Now, however, Kazuki Ikeda claims to have taken this step by getting, for the first time, teleport energy using an ordinary quantum computer. «We report -he writes in his article- about the first realization and observation of quantum energy teleportation in real quantum hardware». Something that, he adds, will have “profound implications” for the quantum Internet of the future.

The key is in the quantum fluctuations

Ikeda starts from Hotta’s previous ideas and maintains that the key that allows the quantum teleportation of energy is its continuous fluctuations, inherent to any quantum system. Fluctuations, says the researcher, which can be exploited to our advantage. As Hotta pointed out in his previous works, the mere fact of measuring a quantum system injects a certain amount of energy into it, but that energy can be extracted from a different part of the system without the energy having to travel through the intervening space. .

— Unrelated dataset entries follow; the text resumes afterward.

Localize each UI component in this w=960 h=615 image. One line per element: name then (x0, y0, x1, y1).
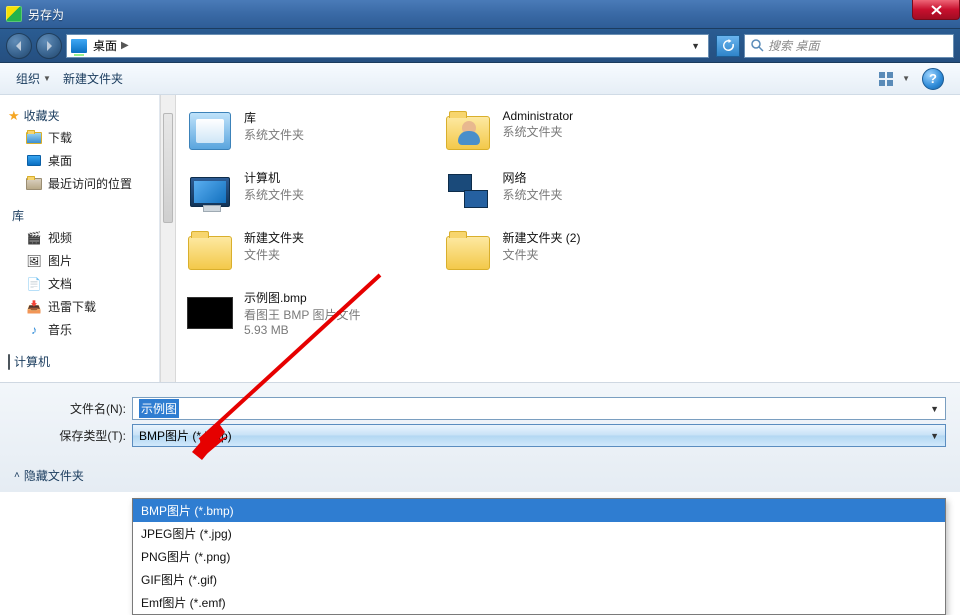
chevron-right-icon[interactable]: ▶ (121, 40, 129, 51)
nav-row: 桌面 ▶ ▼ 搜索 桌面 (0, 29, 960, 63)
filetype-option[interactable]: Emf图片 (*.emf) (133, 591, 945, 614)
list-item[interactable]: 示例图.bmp看图王 BMP 图片文件5.93 MB (186, 289, 456, 337)
filename-input[interactable]: 示例图 ▼ (132, 397, 946, 420)
filename-label: 文件名(N): (14, 400, 132, 417)
help-button[interactable]: ? (916, 66, 950, 92)
search-input[interactable]: 搜索 桌面 (744, 34, 954, 58)
chevron-down-icon: ▼ (902, 74, 910, 83)
sidebar-item-thunder[interactable]: 📥迅雷下载 (8, 295, 155, 318)
picture-icon: 🖼 (26, 254, 42, 268)
sidebar-favorites-header[interactable]: ★ 收藏夹 (8, 105, 155, 126)
desktop-icon (71, 39, 87, 53)
sidebar: ★ 收藏夹 下载 桌面 最近访问的位置 库 🎬视频 🖼图片 📄文档 📥迅雷下载 … (0, 95, 160, 382)
folder-icon (446, 236, 490, 270)
desktop-icon (27, 155, 41, 166)
sidebar-computer-header[interactable]: 计算机 (8, 351, 155, 372)
filetype-label: 保存类型(T): (14, 427, 132, 444)
titlebar: 另存为 (0, 0, 960, 29)
close-button[interactable] (912, 0, 960, 20)
search-placeholder: 搜索 桌面 (768, 37, 819, 54)
sidebar-item-documents[interactable]: 📄文档 (8, 272, 155, 295)
list-item[interactable]: 库系统文件夹 (186, 109, 436, 153)
thunder-icon: 📥 (26, 300, 42, 314)
organize-label: 组织 (16, 70, 40, 87)
back-button[interactable] (6, 33, 32, 59)
sidebar-libraries-label: 库 (12, 207, 24, 224)
chevron-down-icon[interactable]: ▼ (930, 404, 939, 414)
filetype-option[interactable]: BMP图片 (*.bmp) (133, 499, 945, 522)
sidebar-scrollbar[interactable] (160, 95, 176, 382)
file-list-pane[interactable]: 库系统文件夹 Administrator系统文件夹 计算机系统文件夹 网络系统文… (176, 95, 960, 382)
address-dropdown-arrow[interactable]: ▼ (687, 39, 704, 53)
sidebar-item-recent[interactable]: 最近访问的位置 (8, 172, 155, 195)
filename-value: 示例图 (139, 399, 179, 418)
sidebar-favorites-label: 收藏夹 (24, 107, 60, 124)
filetype-option[interactable]: JPEG图片 (*.jpg) (133, 522, 945, 545)
window-buttons (911, 0, 960, 20)
forward-button[interactable] (36, 33, 62, 59)
new-folder-label: 新建文件夹 (63, 70, 123, 87)
library-icon (189, 112, 231, 150)
filetype-dropdown: BMP图片 (*.bmp) JPEG图片 (*.jpg) PNG图片 (*.pn… (132, 498, 946, 615)
list-item[interactable]: 网络系统文件夹 (444, 169, 694, 213)
refresh-button[interactable] (716, 35, 740, 57)
new-folder-button[interactable]: 新建文件夹 (57, 68, 129, 89)
sidebar-item-desktop[interactable]: 桌面 (8, 149, 155, 172)
list-item[interactable]: Administrator系统文件夹 (444, 109, 694, 153)
recent-icon (26, 178, 42, 190)
bmp-thumbnail-icon (187, 297, 233, 329)
computer-icon (8, 354, 10, 370)
toolbar: 组织 ▼ 新建文件夹 ▼ ? (0, 63, 960, 95)
download-icon (26, 132, 42, 144)
breadcrumb-root[interactable]: 桌面 (93, 37, 117, 54)
user-folder-icon (446, 116, 490, 150)
filetype-value: BMP图片 (*.bmp) (139, 427, 232, 444)
sidebar-libraries-header[interactable]: 库 (8, 205, 155, 226)
hide-folders-label: 隐藏文件夹 (24, 467, 84, 484)
filetype-select[interactable]: BMP图片 (*.bmp) ▼ (132, 424, 946, 447)
view-options-button[interactable]: ▼ (873, 70, 916, 88)
hide-folders-toggle[interactable]: ˄ 隐藏文件夹 (14, 467, 946, 484)
star-icon: ★ (8, 108, 20, 124)
filetype-option[interactable]: PNG图片 (*.png) (133, 545, 945, 568)
list-item[interactable]: 新建文件夹文件夹 (186, 229, 436, 273)
computer-icon (190, 177, 230, 207)
sidebar-computer-label: 计算机 (14, 353, 50, 370)
sidebar-item-videos[interactable]: 🎬视频 (8, 226, 155, 249)
window-title: 另存为 (28, 6, 64, 23)
folder-icon (188, 236, 232, 270)
organize-menu[interactable]: 组织 ▼ (10, 68, 57, 89)
address-bar[interactable]: 桌面 ▶ ▼ (66, 34, 709, 58)
main-area: ★ 收藏夹 下载 桌面 最近访问的位置 库 🎬视频 🖼图片 📄文档 📥迅雷下载 … (0, 95, 960, 382)
app-icon (6, 6, 22, 22)
chevron-down-icon: ▼ (43, 74, 51, 83)
music-icon: ♪ (26, 323, 42, 337)
help-icon: ? (922, 68, 944, 90)
list-item[interactable]: 计算机系统文件夹 (186, 169, 436, 213)
sidebar-item-downloads[interactable]: 下载 (8, 126, 155, 149)
network-icon (448, 174, 488, 208)
document-icon: 📄 (26, 277, 42, 291)
list-item[interactable]: 新建文件夹 (2)文件夹 (444, 229, 694, 273)
sidebar-item-pictures[interactable]: 🖼图片 (8, 249, 155, 272)
bottom-panel: 文件名(N): 示例图 ▼ 保存类型(T): BMP图片 (*.bmp) ▼ ˄… (0, 382, 960, 492)
filetype-option[interactable]: GIF图片 (*.gif) (133, 568, 945, 591)
video-icon: 🎬 (26, 231, 42, 245)
sidebar-item-music[interactable]: ♪音乐 (8, 318, 155, 341)
chevron-down-icon[interactable]: ▼ (930, 431, 939, 441)
chevron-up-icon: ˄ (14, 470, 20, 481)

Demonstrating this idea, however, requires the presence of entangled particles, very difficult to achieve when Hotta formulated his theories but in common use today. In fact, quantum computers are based on superconducting qubits (quantum bits), which can be accessed via the Internet. Ikeda simply wrote the quantum algorithm that puts Hotta’s idea into practice and then used an IBM quantum computer to run it. “The results – he writes – are consistent with the exact solution of the theory.”

Possible with current technology

In his experiment, carried out inside a quantum computer, Ikeda was only able to teleport energy to distances equivalent to the size of a chip from the computer itself. But once the idea is proven, the researcher points out, it should be possible to instantly teleport energy over much greater distances.

According to Ikeda, their results “provide a realistic benchmark that is fully achievable with current quantum computing and communication technologies,” adding that their study demonstrates that local operations and classical communication are the only requirements necessary for the teleportation of quantum energy. To test this, Ikeda suggests using existing links that are used for conventional quantum teleportation. For example, his University (Stony Brook) has such a link 158 km long, to the Brookhaven National Laboratory.

On the implications of his finding, Ikeda states that “the ability to transfer quantum energy over long distances will spark a new revolution in quantum communications technology.” The researcher adds that his results imply the birth of a new field in economics, that of quantum information that “will become an important idea in the future.”

But there is still more. In his article, in fact, in addition to his successful quantum energy transfer, Ikeda also reports the observation of negative energy, according to him “the most significant achievement in this study”, given its potential applications in the study of the gravitational field and the quantum field phenomena.